School of Life Science Arizona State University Tempe AZ USA.
Evol Appl. 2016 Oct 21;10(1):68-76. doi: 10.1111/eva.12417. eCollection 2017 Jan.
Despite wide applications of high-throughput biotechnologies in cancer research, many biomarkers discovered by exploring large-scale omics data do not provide satisfactory performance when used to predict cancer treatment outcomes. This problem is partly due to the overlooking of functional implications of molecular markers. Here, we present a novel computational method that uses evolutionary conservation as prior knowledge to discover bona fide biomarkers. Evolutionary selection at the molecular level is nature's test on functional consequences of genetic elements. By prioritizing genes that show significant statistical association and high functional impact, our new method reduces the chances of including spurious markers in the predictive model. When applied to predicting therapeutic responses for patients with acute myeloid leukemia and to predicting metastasis for patients with prostate cancers, the new method gave rise to evolution-informed models that enjoyed low complexity and high accuracy. The identified genetic markers also have significant implications in tumor progression and embrace potential drug targets.
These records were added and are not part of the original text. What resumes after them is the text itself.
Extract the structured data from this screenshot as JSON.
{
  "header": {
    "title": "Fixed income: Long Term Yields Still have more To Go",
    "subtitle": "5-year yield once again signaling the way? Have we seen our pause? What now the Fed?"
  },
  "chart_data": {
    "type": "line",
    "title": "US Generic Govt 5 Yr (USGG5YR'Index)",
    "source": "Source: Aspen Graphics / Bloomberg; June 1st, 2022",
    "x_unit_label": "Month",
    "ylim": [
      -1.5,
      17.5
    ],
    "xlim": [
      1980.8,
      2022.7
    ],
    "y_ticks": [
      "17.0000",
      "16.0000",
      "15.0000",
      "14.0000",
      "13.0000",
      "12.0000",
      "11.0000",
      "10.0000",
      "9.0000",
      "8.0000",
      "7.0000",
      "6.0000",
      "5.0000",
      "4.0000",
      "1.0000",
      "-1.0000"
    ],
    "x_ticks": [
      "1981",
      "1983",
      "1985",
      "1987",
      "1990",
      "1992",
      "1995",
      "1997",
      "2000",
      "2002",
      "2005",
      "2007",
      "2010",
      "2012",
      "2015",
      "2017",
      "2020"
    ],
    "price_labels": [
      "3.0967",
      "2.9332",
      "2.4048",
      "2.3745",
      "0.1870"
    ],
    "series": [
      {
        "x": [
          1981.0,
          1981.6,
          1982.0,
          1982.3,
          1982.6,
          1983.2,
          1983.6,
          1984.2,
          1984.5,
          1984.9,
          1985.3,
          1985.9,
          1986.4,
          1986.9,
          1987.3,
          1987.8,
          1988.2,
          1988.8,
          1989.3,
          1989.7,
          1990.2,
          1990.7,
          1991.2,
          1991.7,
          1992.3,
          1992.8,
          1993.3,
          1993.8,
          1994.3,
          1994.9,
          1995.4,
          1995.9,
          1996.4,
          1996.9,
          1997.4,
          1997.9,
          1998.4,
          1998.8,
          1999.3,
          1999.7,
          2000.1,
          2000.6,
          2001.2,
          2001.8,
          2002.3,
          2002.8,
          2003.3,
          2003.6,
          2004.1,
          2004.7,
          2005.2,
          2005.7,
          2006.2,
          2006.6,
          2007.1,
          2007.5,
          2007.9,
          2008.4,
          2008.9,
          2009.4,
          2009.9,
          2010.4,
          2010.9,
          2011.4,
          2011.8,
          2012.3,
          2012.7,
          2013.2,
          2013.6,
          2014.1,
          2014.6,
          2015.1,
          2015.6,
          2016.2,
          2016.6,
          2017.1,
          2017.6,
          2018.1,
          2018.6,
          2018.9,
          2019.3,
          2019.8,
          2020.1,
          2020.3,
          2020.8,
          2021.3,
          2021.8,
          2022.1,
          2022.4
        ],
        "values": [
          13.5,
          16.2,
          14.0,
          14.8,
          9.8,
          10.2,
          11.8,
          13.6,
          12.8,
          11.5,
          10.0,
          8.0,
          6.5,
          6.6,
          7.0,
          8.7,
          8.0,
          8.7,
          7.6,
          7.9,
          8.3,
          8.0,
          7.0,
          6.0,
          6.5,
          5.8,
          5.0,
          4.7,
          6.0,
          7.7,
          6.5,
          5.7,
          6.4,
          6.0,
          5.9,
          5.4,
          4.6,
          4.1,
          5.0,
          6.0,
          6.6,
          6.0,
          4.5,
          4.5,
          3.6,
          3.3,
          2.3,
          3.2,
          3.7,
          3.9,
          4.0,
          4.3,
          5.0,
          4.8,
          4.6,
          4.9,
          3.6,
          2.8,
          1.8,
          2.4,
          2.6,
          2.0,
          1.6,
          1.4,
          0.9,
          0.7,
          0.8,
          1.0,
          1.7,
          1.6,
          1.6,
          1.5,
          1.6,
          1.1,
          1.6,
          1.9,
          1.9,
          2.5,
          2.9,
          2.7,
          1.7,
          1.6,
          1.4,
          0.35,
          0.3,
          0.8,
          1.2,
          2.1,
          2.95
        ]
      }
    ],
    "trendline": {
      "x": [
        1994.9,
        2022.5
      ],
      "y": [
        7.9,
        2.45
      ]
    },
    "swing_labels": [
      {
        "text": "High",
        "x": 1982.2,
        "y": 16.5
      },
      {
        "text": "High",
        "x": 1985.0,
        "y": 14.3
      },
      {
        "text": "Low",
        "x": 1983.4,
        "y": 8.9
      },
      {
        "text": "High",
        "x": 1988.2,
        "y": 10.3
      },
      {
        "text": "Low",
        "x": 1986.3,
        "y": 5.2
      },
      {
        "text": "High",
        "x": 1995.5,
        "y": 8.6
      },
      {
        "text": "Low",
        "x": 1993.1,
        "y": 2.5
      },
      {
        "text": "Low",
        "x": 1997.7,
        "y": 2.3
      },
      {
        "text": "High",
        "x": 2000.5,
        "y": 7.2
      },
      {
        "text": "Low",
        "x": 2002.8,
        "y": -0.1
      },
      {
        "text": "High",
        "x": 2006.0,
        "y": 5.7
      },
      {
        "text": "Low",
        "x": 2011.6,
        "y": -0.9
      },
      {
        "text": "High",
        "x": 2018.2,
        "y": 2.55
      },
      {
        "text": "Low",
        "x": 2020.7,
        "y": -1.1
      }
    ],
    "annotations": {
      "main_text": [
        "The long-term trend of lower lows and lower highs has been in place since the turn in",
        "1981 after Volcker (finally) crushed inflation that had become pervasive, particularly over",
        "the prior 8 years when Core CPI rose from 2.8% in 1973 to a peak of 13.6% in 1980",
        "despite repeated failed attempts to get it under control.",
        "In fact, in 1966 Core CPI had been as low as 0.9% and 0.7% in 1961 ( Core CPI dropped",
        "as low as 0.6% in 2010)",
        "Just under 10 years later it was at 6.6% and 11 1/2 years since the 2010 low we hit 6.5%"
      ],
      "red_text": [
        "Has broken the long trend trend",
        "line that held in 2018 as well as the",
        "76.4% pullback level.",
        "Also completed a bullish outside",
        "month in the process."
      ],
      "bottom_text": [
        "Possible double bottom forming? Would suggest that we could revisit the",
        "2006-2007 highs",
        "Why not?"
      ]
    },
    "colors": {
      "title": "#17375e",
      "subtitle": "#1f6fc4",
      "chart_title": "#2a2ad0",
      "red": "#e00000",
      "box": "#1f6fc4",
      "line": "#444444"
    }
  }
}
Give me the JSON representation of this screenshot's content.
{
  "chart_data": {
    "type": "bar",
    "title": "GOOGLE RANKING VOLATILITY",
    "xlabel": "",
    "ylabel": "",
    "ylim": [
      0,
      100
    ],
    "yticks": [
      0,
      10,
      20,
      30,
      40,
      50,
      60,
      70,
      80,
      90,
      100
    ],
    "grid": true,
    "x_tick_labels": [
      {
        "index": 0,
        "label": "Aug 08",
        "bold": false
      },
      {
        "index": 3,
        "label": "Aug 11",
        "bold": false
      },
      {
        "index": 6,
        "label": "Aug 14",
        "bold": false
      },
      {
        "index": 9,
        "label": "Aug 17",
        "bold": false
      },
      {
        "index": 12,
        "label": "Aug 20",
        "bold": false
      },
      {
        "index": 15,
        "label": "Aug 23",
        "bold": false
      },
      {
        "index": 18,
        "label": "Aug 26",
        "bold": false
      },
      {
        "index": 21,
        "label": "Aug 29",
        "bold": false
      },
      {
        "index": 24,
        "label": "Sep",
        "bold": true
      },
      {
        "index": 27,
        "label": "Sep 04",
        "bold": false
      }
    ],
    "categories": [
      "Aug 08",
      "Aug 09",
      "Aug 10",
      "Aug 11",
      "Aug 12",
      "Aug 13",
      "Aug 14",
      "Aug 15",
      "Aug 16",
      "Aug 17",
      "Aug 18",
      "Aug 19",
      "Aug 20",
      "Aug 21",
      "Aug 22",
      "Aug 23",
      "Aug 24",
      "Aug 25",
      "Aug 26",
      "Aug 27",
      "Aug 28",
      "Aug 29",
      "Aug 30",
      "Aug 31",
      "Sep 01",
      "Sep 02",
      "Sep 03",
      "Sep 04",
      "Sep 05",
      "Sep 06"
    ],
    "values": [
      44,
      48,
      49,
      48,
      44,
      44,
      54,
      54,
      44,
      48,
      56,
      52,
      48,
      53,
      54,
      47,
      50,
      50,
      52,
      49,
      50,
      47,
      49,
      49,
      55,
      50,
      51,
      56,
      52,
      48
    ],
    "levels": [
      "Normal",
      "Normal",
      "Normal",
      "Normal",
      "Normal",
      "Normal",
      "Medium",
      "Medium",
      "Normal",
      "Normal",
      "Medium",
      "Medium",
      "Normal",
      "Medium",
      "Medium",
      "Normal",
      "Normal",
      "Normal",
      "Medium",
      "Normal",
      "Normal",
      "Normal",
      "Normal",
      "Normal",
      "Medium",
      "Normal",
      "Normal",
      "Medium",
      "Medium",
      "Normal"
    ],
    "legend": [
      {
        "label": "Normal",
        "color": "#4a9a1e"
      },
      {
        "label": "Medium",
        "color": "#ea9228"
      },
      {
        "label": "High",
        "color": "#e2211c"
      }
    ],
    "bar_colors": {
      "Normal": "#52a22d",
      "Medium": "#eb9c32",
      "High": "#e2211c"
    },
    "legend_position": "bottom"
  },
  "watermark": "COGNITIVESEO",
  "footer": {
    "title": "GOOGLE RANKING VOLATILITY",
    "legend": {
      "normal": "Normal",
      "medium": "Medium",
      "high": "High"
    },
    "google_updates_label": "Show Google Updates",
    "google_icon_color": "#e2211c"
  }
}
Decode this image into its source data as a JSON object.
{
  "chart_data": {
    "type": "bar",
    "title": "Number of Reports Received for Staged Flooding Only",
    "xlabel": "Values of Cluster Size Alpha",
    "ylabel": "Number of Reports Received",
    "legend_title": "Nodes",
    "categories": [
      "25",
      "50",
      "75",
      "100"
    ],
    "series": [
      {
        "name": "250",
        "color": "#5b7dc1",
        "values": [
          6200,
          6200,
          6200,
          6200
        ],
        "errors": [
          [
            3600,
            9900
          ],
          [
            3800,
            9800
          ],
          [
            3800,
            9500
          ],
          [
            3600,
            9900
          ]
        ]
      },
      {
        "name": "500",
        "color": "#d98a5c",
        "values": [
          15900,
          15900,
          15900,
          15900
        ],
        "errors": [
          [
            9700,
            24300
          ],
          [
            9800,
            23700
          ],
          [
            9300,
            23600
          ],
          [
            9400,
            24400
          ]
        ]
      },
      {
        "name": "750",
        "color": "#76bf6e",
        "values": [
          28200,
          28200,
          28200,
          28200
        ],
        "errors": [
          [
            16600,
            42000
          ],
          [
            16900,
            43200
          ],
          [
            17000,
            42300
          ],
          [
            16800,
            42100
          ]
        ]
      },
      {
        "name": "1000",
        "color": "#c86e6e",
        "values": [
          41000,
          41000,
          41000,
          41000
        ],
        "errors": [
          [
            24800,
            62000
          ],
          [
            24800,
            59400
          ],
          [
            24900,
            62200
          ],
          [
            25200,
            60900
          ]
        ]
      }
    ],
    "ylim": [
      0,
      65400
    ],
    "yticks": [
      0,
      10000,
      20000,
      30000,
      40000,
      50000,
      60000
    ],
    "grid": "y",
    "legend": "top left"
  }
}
Because evolutionary conservation can be estimated as a gene-specific, position-specific, or allele-specific parameter on the nucleotide level and on the protein level, this new method can be extended to apply to miscellaneous "omics" data to accelerate biomarker discoveries.
尽管高通量生物技术在癌症研究中得到了广泛应用,但通过探索大规模组学数据发现的许多生物标志物在用于预测癌症治疗结果时,其表现并不令人满意。这个问题部分归因于对分子标记功能意义的忽视。在此,我们提出了一种新颖的计算方法,该方法利用进化保守性作为先验知识来发现真正的生物标志物。分子水平上的进化选择是自然对遗传元件功能后果的检验。通过对显示出显著统计关联和高功能影响的基因进行优先级排序,我们的新方法降低了在预测模型中纳入虚假标记的可能性。当应用于预测急性髓系白血病患者的治疗反应以及预测前列腺癌患者的转移情况时,新方法产生了具有低复杂度和高精度的基于进化信息的模型。所鉴定的遗传标记在肿瘤进展中也具有重要意义,并包含潜在的药物靶点。由于进化保守性可以在核苷酸水平和蛋白质水平上作为基因特异性、位置特异性或等位基因特异性参数进行估计,因此这种新方法可以扩展应用于各种“组学”数据,以加速生物标志物的发现。